As for eats, the proximity of the Chesapeake Bay and the associated abundance of crustaceans provide for some great seafood. Indeed, the fair weather crab feast is a summer staple. And lately, I've taken note of a fair number of fine establishments in which to appease a jones for some comfort food. The "Big-Ass Pork Chop" at the SoBo Café in Federal Hill is not to be missed. And you can get a great open-face turkey sandwich with mashed potatoes and lumpy gravy at Café Hon in Hampden, one of my favorite parts of town. The fashionista waitresses there, often brandishing teased-to-Jesus beehives and carefully-considered kicky accessories, will set you up, all the while declaring, with a wink and cheeky smile, "enjoy it, 'hon."

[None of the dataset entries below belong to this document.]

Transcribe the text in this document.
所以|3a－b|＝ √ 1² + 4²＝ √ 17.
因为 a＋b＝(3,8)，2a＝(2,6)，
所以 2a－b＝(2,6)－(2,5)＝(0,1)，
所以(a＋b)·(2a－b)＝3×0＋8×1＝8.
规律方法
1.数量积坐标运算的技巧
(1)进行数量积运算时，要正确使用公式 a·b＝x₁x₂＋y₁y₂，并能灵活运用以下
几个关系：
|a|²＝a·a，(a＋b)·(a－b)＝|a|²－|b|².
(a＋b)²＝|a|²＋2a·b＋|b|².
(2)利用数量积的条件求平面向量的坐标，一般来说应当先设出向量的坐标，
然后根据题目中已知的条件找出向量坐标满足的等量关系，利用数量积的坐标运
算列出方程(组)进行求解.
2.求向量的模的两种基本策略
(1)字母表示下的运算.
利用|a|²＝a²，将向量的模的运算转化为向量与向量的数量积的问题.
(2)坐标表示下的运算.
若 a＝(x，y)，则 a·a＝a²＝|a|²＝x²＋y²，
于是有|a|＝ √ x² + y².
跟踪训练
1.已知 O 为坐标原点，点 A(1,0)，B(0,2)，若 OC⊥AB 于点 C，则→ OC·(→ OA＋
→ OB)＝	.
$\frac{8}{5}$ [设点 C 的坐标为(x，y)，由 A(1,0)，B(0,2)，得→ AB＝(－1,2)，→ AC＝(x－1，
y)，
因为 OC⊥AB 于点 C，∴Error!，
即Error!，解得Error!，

Row houses comprise the dominant housing stock in the city, which tends to be long and narrow, yet in many cases, amazingly spacious. Thoughtfully painted screens can be found in windows and doors of some of these homes, as can proudly displayed seasonal scenes in the picture windows of others. Open markets dot the city like recurrent oases, including one of the oldest and largest in the nation; I dig not having to buy produce at the supermarket if I don't want to. I can't justifiably describe each neighborhood within the confines of this column. All I'll say is the differences — whether architectural, ethnic, cultural, culinary — between, say, Federal Hill, Highlandtown and Roland Park are palpable. In many neighborhoods, the arts thrive, with live theatre, music, cinema, museums and festivals to suit your every mood. And the non-commercial radio phenomenon here has been something of a personal salvation.

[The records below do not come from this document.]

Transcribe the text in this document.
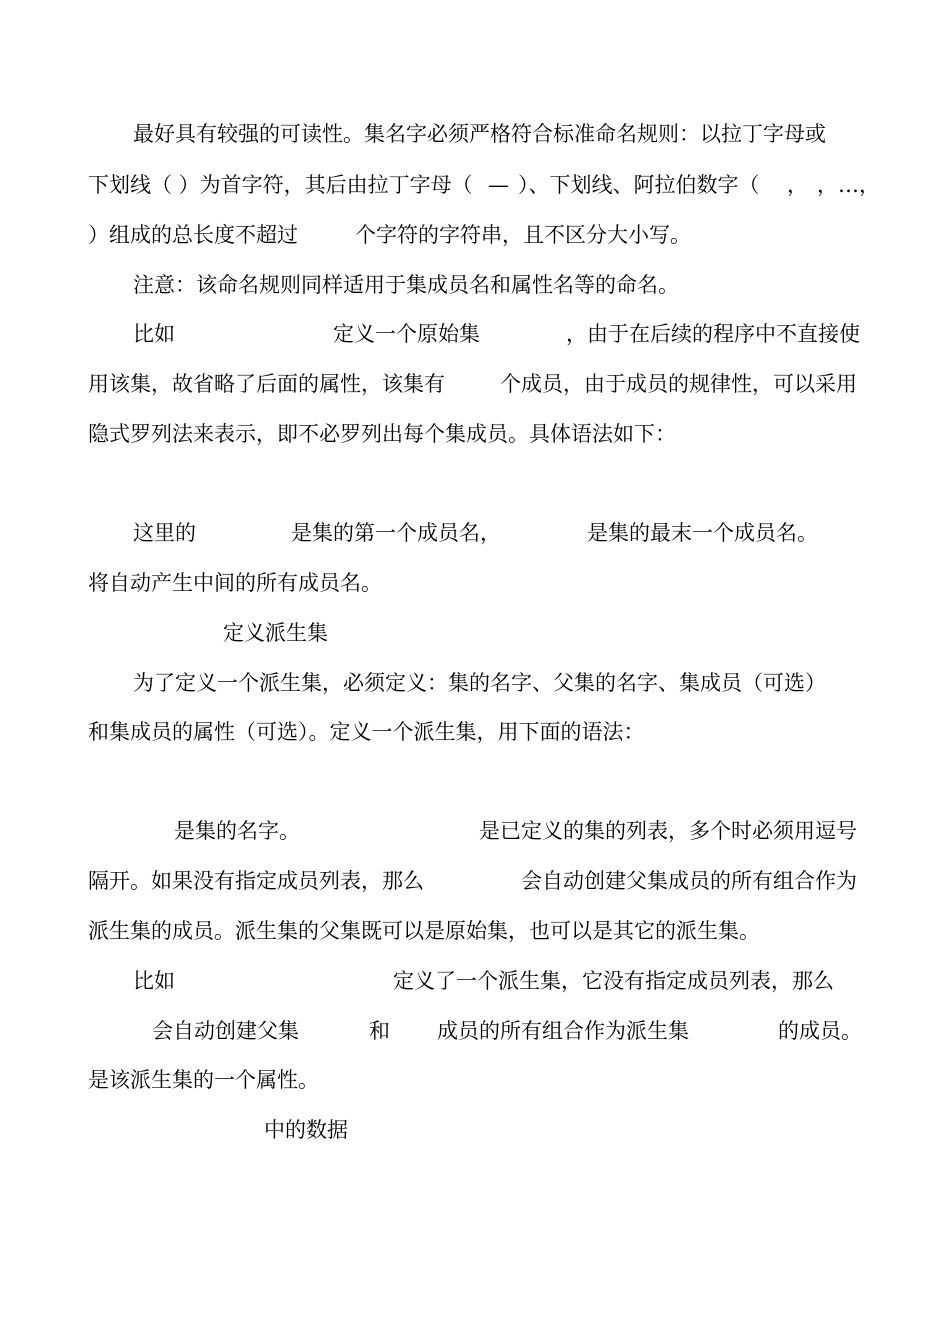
最好具有较强的可读性。集名字必须严格符合标准命名规则：以拉丁字母或
下划线（ ）为首字符，其后由拉丁字母（ — ）、下划线、阿拉伯数字（ ， ，…，
）组成的总长度不超过	个字符的字符串，且不区分大小写。
注意：该命名规则同样适用于集成员名和属性名等的命名。
比如	定义一个原始集	，由于在后续的程序中不直接使
用该集，故省略了后面的属性，该集有	个成员，由于成员的规律性，可以采用
隐式罗列法来表示，即不必罗列出每个集成员。具体语法如下：
这里的	是集的第一个成员名，	是集的最末一个成员名。
将自动产生中间的所有成员名。
定义派生集
为了定义一个派生集，必须定义：集的名字、父集的名字、集成员（可选）
和集成员的属性（可选）。定义一个派生集，用下面的语法：
是集的名字。	是已定义的集的列表，多个时必须用逗号
隔开。如果没有指定成员列表，那么	会自动创建父集成员的所有组合作为
派生集的成员。派生集的父集既可以是原始集，也可以是其它的派生集。
比如	定义了一个派生集，它没有指定成员列表，那么
会自动创建父集	和 成员的所有组合作为派生集	的成员。
是该派生集的一个属性。
中的数据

One of the cool things about watching movies set in Baltimore, especially John Waters films, is that I'm starting to "get" all the Balto subtext that an outsider may miss. The complexity of this place makes it nearly impossible to convey in a few movies or in a story like this. I got here three years ago, and the transition was not instant. Even though it's a lot like St. Louis on the surface, Baltimore is fierce not only about its identity, but how one invests time in getting to know it. I learned that making the best of living in this city (or any other, for that matter) involves being open to its idiosyncrasies. Balto invited me to do just that while maintaining the presence of mind to appreciate where I've been, where I am, and lately, where I'm going in this life. Frances Milstead (mom of Baltimore-born Divine, remember?) wrote in the opening pages of my copy of her book, My Son Divine, "Glenn [Divine's real first name] always said, live for today." Good advice, Glenn; I like to think my St. Louis past informs my Baltimore present. And wherever I end up, this town will stay with me too.

Rob Abilez spends his days in Balmer as an attorney specializing in health care law. In his free time, he keeps busy exploring Charm City and the Mid-Atlantic region.